ClientEarth’s application for permission to pursue the proposed derivative claim was dismissed because it failed to disclose a prima facie case. At its core, the reasons of the UK court expose a fundamental problem with the theory of the case and the roles for directors and shareholders posited by ClientEarth for corporate decision-making.
It is the responsibility of the board, not shareholders, to set corporate policy and its approach to managing climate-change related risk, a responsibility the board carries out in accordance with the directors’ duties and the obligation to consider different stakeholder interests and act in the best interests of shareholders as a whole. Litigation by a shareholder is not an apt tool for questioning that decision-making exercise.
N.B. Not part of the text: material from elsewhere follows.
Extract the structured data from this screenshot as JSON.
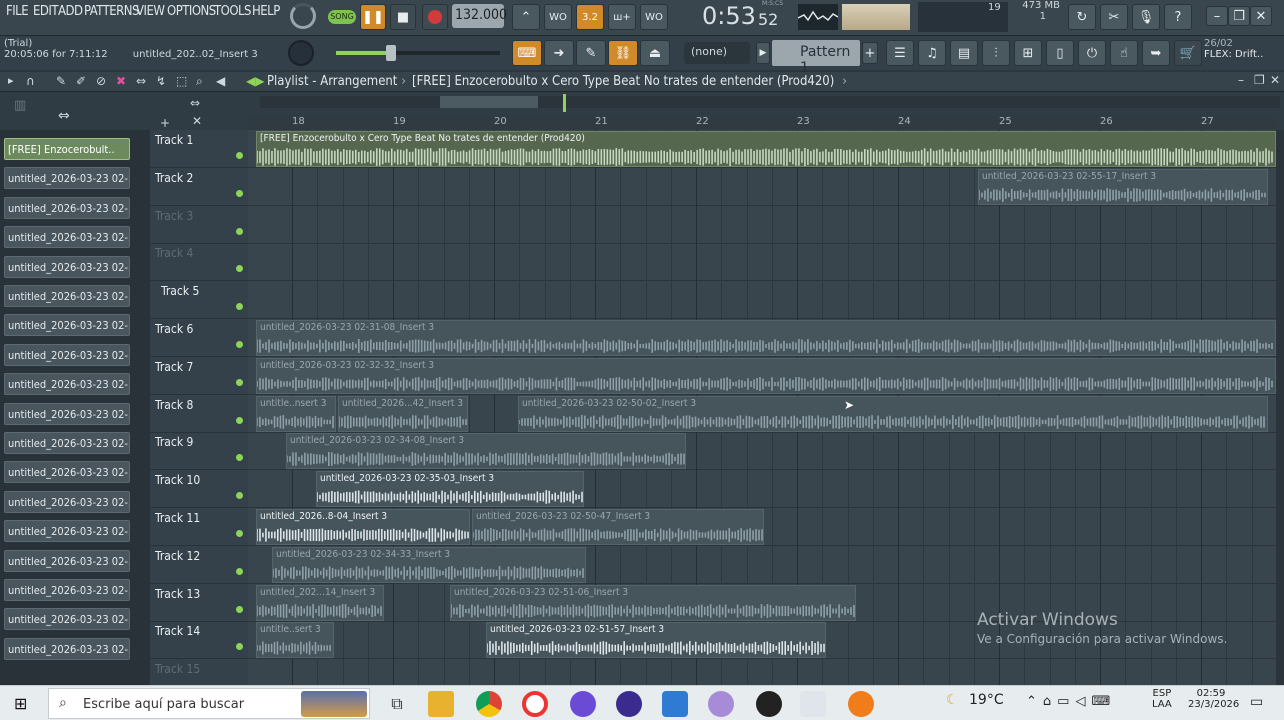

Moreover, the small size of ClientEarth’s shareholdings exposed further problems with using derivative litigation for the purposes of changing corporate policy. First, as noted above, a majority of Shell’s shareholders had approved the board’s approach to managing climate-change related risk and there is something incongruous in a small shareholder challenging that through derivative litigation. Second, the small size of ClientEarth’s shareholdings indicates, as the court noted, that the litigation was being advanced for a purpose other than remedying a wrong suffered by Shell, the intended function of derivative claims. As the court held, “the fact that ClientEarth is the holder of only 27 shares in Shell, but is proposing that it should be entitled to seek relief in behalf of Shell … gives rise to a very clear inference that its real interest is not in how best to promote the success of Shell for the benefit of its members as a whole.”